Let us look back to Friday, May 26.

On that day, the Cubs were in first place in their division by three full games.

They had a splendid record of 17 victories and only 8 defeats, despite having played most of their games away from the so-called Friendly Confines.

Only one team in all of Major League Baseball had a slightly better record.

That was on May 26.

Since then, they have had a dismal record of only 12 victories and 21 defeats.

How can such an abrupt change be explained? Some of the more poetically gifted sportswriters call it a June swoon. Those who are scientifically inclined say it is like water seeking its natural level.

Not good enough. I believe that the answer can be found in man's fear of the unknown.

Something happened on May 26 that caused this fear to sweep through the clubhouse and bring on what could be a form of subconscious group hysteria.

On that day, my column appeared with this headline: "Cubs are in 1st -- sell 'em while they're hot."

The column suggested that the time was right for Tribune Co., the team's owner, to find some rich person who would like to buy the baseball franchise.

Somewhere there had to be a gullible fat cat who could be seduced by the prospect of owning a first-place team, and the dream of swaggering into a raucous World Series locker room and having champagne poured on his head by a bunch of giddy bozos.

By selling the Cubs, the company would relieve the reporters and editors of the Chicago Tribune of shame, guilt and an undeserved stigma.

Many people believe that the Tribune owns the Cubs. That is not so.

Like the Cubs franchise, the newspaper is owned by Tribune Co., a big corporation that also owns other newspapers, TV stations, radio stations, book and software publishers and is leaping into that cyberspace stuff.

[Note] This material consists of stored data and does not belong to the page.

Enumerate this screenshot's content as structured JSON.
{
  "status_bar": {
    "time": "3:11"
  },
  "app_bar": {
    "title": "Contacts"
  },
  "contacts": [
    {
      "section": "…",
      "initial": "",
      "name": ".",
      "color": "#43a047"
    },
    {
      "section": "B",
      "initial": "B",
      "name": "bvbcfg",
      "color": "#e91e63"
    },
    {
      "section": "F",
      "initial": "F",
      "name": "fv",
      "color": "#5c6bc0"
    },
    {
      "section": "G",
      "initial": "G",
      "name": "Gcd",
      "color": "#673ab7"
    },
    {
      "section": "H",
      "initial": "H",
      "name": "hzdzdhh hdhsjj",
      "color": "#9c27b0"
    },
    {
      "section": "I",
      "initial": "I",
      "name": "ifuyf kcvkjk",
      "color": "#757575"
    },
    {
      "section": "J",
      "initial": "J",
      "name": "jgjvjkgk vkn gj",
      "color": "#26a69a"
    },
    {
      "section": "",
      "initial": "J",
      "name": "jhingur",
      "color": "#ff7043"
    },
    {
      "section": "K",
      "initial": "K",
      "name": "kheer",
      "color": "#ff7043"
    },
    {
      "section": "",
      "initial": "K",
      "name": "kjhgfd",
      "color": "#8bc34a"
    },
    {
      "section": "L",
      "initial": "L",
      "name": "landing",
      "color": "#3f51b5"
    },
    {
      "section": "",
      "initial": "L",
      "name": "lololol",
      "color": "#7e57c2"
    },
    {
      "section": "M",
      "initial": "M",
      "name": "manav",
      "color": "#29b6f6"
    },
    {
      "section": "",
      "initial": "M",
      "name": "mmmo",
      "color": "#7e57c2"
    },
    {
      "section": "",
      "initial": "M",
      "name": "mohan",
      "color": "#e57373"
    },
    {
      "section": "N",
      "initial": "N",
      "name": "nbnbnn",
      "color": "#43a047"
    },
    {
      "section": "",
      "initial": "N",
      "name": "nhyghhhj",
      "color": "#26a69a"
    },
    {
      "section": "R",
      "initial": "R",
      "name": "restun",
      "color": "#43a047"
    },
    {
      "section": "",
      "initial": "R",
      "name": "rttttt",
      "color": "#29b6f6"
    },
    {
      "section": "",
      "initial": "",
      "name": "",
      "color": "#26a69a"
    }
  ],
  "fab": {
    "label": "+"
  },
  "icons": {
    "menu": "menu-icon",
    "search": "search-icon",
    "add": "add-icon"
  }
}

They are all separate business entities, and the Cubs are one of the smallest.

So the people at the Chicago Tribune have no more to do with the success or failure of the Cubs than they do with the obits in a newspaper in Florida.

But many fans don't know this and persist in asking reporters and editors, some of whom are White Sox fans or hate baseball, to get them tickets when the Cubs are doing well or berating us when they flounder.

Reporters with frayed collars have been accused of being cheapskates for failing to make Greg Maddux one of America's richest louts.

What does that column have to do with the Cubs' sudden tailspin?

I'm sure any shrink already knows the answer.

The Cubs players read that column and thought: "Sell us? To who? We don't know who!"

It's the frightening unknown.

The players realize that they are now owned by a corporation with so many other interests that the top executives have no time to run to the ballpark to say: "Klutz, didn't anybody ever teach you to slide when you are racing the ball to home plate?"

But if they are sold, it could be to an incarnation of their most terrifying childhood fear -- a bogyman who would be lurking in his sky box every day. An owner who might appear in the clubhouse at any moment to say: "You cannot hit the ball? Then hit the bricks, 'cuz you are fired."

There are such owners, and their players are usually twitchy, insecure, and wish they could come play on the North Side where everyone treats them gently.

So the mere thought of the unknown got them losing at a frantic pace.

I don't know if it was a conscious effort or an instinct that began blipping in their brain-bottoms. But I'm certain that they knew that as bumblers they are less likely to be sold into the clutches of the unknown bogyman.

But I still hope it happens. And that during the first night game, the lights go out and we all yell: "Boo!"